- Эй, наяривай, ребята, веселей!
- Пушки-то... работают, словно по делу...
- В игрушки играют.
- И зачем это по ночам будить, зачем по ночам будить?!.
- Ты... гляди за делом-то...
- Знай, под ноги подвертывается... по но-чам!
- Мужики, подтянись, мужики!
- Тамбовский, котелок не потеряй!
- За своим мотри. - -
А там, впереди, словно поняли: под законом командным, под законом машинным - у тамбовского и у курского - свой закон, может, веселый, может, печальный, а может и не веселый, и не печальный, а строгий, словом, закон, а не мертвое дерево и - стаями забезмолвились в небо голубые ракеты, как бы приветствуя, обеспокоились пушки, перестали диньдонкать, заухали:
- стойте, ух! куда вы, ух! смертью пахнет, ух! - -
но темные, бурые клочья, не слушая, разрываясь все мельче и мельче, не по-машинному, не по-командному, - вперед, навстречу, вот и проволока - режь ее, рви ее, руби ее - и бесперечь зачирикали, чиркая, острые чортики черной проволоки, и снова бурые клочья - вперед, навстречу - -
зигзагному беззвучному зову взвившейся новой - зеленой - ракеты. - -
И вдруг, прямо в мутные волны набухшей, прорвавшей плотину реки
затакали, квакая, стойкими стайками, толчки пулемета,
и, пронзительным свистом взвиваясь, как вилкой скрести не по тарелке, нет, а по барабанной перепонке вашего, вашего уха, подчинясь зигзагному зову зеленой ракеты - жемчужно зенькнули и зазенькали дождиком пули пули, пууули.

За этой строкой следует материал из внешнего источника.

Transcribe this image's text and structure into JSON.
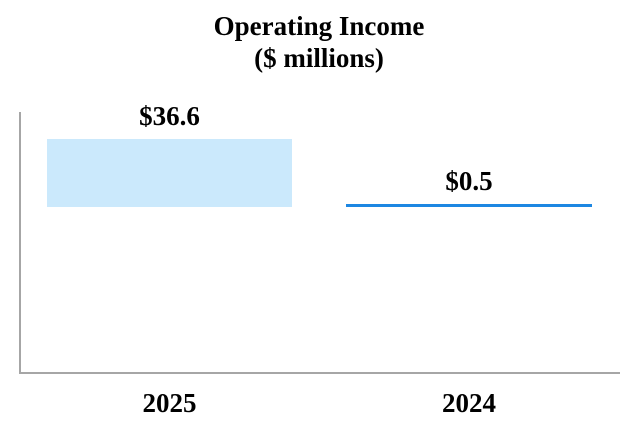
{
  "title": {
    "line1": "Operating Income",
    "line2": "($ millions)"
  },
  "chart_data": {
    "type": "bar",
    "title": "Operating Income",
    "subtitle": "($ millions)",
    "unit": "$ millions",
    "categories": [
      "2025",
      "2024"
    ],
    "values": [
      36.6,
      0.5
    ],
    "data_labels": [
      "$36.6",
      "$0.5"
    ],
    "series": [
      {
        "name": "Operating Income",
        "values": [
          36.6,
          0.5
        ]
      }
    ],
    "bar_colors": [
      "#cbe9fc",
      "#1d87e2"
    ],
    "axis_color": "#a6a6a6",
    "text_color": "#000000",
    "grid": false,
    "legend_position": "none",
    "baseline": 0,
    "xlabel": "",
    "ylabel": ""
  }
}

Сзади еще напирали, не по-командному, не по-машинному, развеселелые темно-бурые клочья нелепой машины, а впереди:
- Что ж такое, братцы, брааатцы!
- В своих!
- В сва-аих!
- Псти! Пусти!
- А-а-а-а-ай!
И, оставляя свалившихся, звеня котелками, звякая ружьями и истекая истошными криками, назад - на-зад, сплетаясь штыками, кулаками пробивая дорогу, в стороны, в стороны, в какую-то гору спасаться, спасаться, что ж такоича, братцы? неш мы не люди? - кверху, в гору, задыхаясь: - не тое... ленту... вставил, дыша в надбарачное небо не легкими - всем обезумевшим телом
- а на горе - доклад генералу Оптику:
- Ночная атака началась, ваше превосходительство.
- А-а-а, хорошо, хорошо! Кто руководит?
- Па-ручик Раздеришин, ваш превосходитство.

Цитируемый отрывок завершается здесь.